I learned an important truth and a little update

I have often used the expression ‘there is good news and bad news’. It is handy for humor and irony, but I am thinking it is really not accurate when we are talking about God’s role in our lives. Everything that comes to pass is from an all-powerful and good God who is accomplishing His purposes in our lives. So really, all the news is good because it is a report of God working out His purposes. More accurately if we want to talk about this dichotomy of experience, we should say there is ‘pleasant news and uncomfortable news’.

In our reading this morning we came to 1 Thessalonians 5:18 ‘In everything give thanks: for this is the will of God in Christ Jesus concerning you.’ This is a fun passage to preach from, but I shall refrain from that. However, it strikes me that all of God’s purposes are part of our experiencing being in Christ. Also, while it is God’s will that we give thanks for everything, it is not a gritting of our teeth and being thankful for things where we think we are helpless victims of fate or bad luck. Instead, the everything is also God’s will for us.

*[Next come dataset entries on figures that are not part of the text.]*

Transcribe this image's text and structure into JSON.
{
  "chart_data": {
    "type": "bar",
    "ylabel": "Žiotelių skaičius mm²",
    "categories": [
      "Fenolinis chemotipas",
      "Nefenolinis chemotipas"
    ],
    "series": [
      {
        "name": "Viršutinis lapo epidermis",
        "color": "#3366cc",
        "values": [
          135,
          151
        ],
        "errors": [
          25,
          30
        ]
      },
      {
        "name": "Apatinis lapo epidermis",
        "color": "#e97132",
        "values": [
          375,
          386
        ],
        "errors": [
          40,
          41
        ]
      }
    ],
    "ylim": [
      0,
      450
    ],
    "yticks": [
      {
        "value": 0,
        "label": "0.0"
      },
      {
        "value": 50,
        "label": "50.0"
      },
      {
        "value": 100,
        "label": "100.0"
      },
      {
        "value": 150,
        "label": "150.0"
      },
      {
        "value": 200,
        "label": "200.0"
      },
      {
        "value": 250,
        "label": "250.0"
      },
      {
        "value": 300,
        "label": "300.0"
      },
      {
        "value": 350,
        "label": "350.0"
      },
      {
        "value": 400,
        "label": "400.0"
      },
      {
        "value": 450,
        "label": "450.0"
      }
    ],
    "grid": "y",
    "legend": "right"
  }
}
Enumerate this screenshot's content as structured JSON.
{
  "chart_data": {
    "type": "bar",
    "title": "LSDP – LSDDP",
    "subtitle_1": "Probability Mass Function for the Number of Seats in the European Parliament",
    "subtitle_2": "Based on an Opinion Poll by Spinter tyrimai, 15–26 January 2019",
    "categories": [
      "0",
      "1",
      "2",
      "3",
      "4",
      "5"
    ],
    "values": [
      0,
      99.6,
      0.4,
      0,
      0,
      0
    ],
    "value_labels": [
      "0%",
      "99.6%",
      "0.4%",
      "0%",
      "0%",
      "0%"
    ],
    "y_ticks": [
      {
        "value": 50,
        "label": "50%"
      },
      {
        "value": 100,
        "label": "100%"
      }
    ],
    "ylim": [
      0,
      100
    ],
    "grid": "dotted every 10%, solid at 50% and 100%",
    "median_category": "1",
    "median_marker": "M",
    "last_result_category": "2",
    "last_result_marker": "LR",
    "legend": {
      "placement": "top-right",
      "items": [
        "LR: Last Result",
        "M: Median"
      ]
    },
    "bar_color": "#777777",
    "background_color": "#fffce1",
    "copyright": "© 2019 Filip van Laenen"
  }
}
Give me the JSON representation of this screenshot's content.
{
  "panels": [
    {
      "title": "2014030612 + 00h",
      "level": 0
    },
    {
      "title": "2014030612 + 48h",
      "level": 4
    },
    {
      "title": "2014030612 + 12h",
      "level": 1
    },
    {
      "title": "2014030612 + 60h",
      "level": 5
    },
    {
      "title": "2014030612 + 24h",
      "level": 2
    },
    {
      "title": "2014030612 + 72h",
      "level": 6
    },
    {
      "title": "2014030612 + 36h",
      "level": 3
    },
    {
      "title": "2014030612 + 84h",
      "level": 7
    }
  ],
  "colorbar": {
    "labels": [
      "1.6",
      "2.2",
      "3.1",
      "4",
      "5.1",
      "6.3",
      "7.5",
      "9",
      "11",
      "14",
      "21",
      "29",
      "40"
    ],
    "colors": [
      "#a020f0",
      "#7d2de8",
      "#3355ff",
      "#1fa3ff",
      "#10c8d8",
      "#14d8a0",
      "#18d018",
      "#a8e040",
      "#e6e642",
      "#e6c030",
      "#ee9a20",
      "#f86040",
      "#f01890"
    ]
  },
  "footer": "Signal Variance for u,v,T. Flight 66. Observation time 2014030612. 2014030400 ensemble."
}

So, that was an extended introduction to our next report. The pleasant news is that I do not have to have surgery. As I have mentioned before, I was really not looking forward to it, and as it turns out I will be spared from it. The uncomfortable news is that as the surgeon reviewed the MRI he observed there was a large tumor that had apparently extended into a major muscle. Because of that and the stage of the cancer he did not think that surgery would be curative. His recommendation was hormone therapy and radiation therapy. I have begun the hormone therapy which is merely an uncomfortable and expensive shot every six months for the next two years. That shot is meant to starve and weaken the tumor and after a minimum of 6 weeks we move to the next step on February 9th. This is a small operation to place a spacer between the tumor and healthy tissue and insert gold markers that will be used for targeting the radiation precisely. The week after that will be a longer visit where positioning molds will be made, CAT Scans done, and a final targeting plan decided upon. The following week will begin 44 days of radiation treatment: five days a week for nine weeks.